Elder Financial Abuse
Mark’s financial investigative background, and his interest in helping older people who have been defrauded, makes him uniquely qualified to assist in uncovering and preventing elder financial abuse. It’s an area that he’s passionate about helping to alleviate.
According to the U.S. Department of Justice, financial exploitation of the elderly is one of the most frequently reported forms of elder abuse. The National Center on Elder Abuse estimates that such abuse costs older adults around $2.9 billion annually, a problem that’s only expected to increase in the coming years as the elderly population grows. By 2030, people aged 65 and older will constitute 20% of the total U.S. population with those aged 85 and older ranking as one of the fastest growing populations in the country.
The federal Elder Justice Act, enacted in 2010, defines financial exploitation of the elderly as, “the fraudulent or otherwise illegal, unauthorized, or improper act . . . that uses the resources of an elder for monetary or personal benefit, profit, or gain, or that results in depriving an elder the rightful access to, or use of, benefits, resources, belongings, or assets.”
Their advanced age and increased dependence on others results in the elderly person being particularly vulnerable to financial exploitation.
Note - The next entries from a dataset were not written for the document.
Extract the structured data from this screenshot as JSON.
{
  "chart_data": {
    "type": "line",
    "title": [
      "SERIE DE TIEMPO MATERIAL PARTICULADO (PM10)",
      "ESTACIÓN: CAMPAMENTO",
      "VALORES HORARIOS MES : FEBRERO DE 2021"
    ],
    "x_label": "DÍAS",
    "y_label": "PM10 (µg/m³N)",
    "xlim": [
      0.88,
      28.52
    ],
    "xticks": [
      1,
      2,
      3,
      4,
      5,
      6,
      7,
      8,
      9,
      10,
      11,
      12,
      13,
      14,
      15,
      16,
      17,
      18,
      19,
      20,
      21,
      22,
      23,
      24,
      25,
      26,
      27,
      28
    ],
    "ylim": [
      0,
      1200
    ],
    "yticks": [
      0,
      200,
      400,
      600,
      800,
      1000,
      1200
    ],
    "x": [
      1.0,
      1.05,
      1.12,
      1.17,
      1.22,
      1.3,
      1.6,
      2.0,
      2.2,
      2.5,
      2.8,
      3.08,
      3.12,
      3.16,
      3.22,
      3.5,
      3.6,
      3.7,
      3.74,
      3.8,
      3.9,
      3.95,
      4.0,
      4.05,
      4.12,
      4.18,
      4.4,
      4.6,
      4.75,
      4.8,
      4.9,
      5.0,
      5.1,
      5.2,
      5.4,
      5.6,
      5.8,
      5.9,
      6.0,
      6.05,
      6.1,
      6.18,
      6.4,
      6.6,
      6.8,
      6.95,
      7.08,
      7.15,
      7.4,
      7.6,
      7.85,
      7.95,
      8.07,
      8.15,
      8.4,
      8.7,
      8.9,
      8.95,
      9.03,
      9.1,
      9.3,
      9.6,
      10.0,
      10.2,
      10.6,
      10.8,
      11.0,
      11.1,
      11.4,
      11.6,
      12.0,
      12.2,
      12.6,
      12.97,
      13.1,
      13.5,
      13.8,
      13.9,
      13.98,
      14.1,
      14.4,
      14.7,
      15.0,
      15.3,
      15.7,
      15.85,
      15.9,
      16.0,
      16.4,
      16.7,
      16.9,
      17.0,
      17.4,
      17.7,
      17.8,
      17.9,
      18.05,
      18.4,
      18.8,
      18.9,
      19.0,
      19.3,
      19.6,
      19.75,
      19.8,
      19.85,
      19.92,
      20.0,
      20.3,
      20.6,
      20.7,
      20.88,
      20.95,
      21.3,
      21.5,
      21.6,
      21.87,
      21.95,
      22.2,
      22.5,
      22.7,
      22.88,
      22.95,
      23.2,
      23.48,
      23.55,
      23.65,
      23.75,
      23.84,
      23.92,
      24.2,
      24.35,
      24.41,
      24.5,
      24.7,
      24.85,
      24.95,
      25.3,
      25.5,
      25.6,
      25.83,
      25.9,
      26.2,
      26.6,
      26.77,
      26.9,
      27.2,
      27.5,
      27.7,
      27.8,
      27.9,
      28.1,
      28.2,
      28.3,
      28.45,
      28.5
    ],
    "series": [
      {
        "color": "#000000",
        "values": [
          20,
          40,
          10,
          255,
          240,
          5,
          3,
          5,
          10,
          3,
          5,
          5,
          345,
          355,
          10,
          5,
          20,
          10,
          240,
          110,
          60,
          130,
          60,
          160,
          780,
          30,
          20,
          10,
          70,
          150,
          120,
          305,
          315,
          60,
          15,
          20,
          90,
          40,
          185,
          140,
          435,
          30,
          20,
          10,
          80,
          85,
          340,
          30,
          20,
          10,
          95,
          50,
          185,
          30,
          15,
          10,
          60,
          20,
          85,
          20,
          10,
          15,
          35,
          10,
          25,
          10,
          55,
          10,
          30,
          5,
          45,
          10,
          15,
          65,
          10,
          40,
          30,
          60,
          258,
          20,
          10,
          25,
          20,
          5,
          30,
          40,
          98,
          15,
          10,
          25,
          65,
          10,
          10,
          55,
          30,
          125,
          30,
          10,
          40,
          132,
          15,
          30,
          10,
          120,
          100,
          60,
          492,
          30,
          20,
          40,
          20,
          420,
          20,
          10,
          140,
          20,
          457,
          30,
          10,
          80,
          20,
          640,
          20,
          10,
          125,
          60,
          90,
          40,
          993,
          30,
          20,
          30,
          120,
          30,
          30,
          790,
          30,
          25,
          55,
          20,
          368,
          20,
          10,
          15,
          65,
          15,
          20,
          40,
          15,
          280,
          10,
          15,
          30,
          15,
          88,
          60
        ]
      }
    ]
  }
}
This is especially the case where an elderly individual suffers from some mental incapacity that renders them incapable of making sound financial decisions.
Elder financial abuse can take many forms. These include scams by telemarketers, forgery, identity theft, or the use of undue influence to pressure an older adult to transfer his or her assets. Much of elder financial abuse takes place in domestic settings, and is caused by family members. This can be done through promises of lifelong care or through the use of a power of attorney authorizing the perpetrator to access an elder’s financial assets.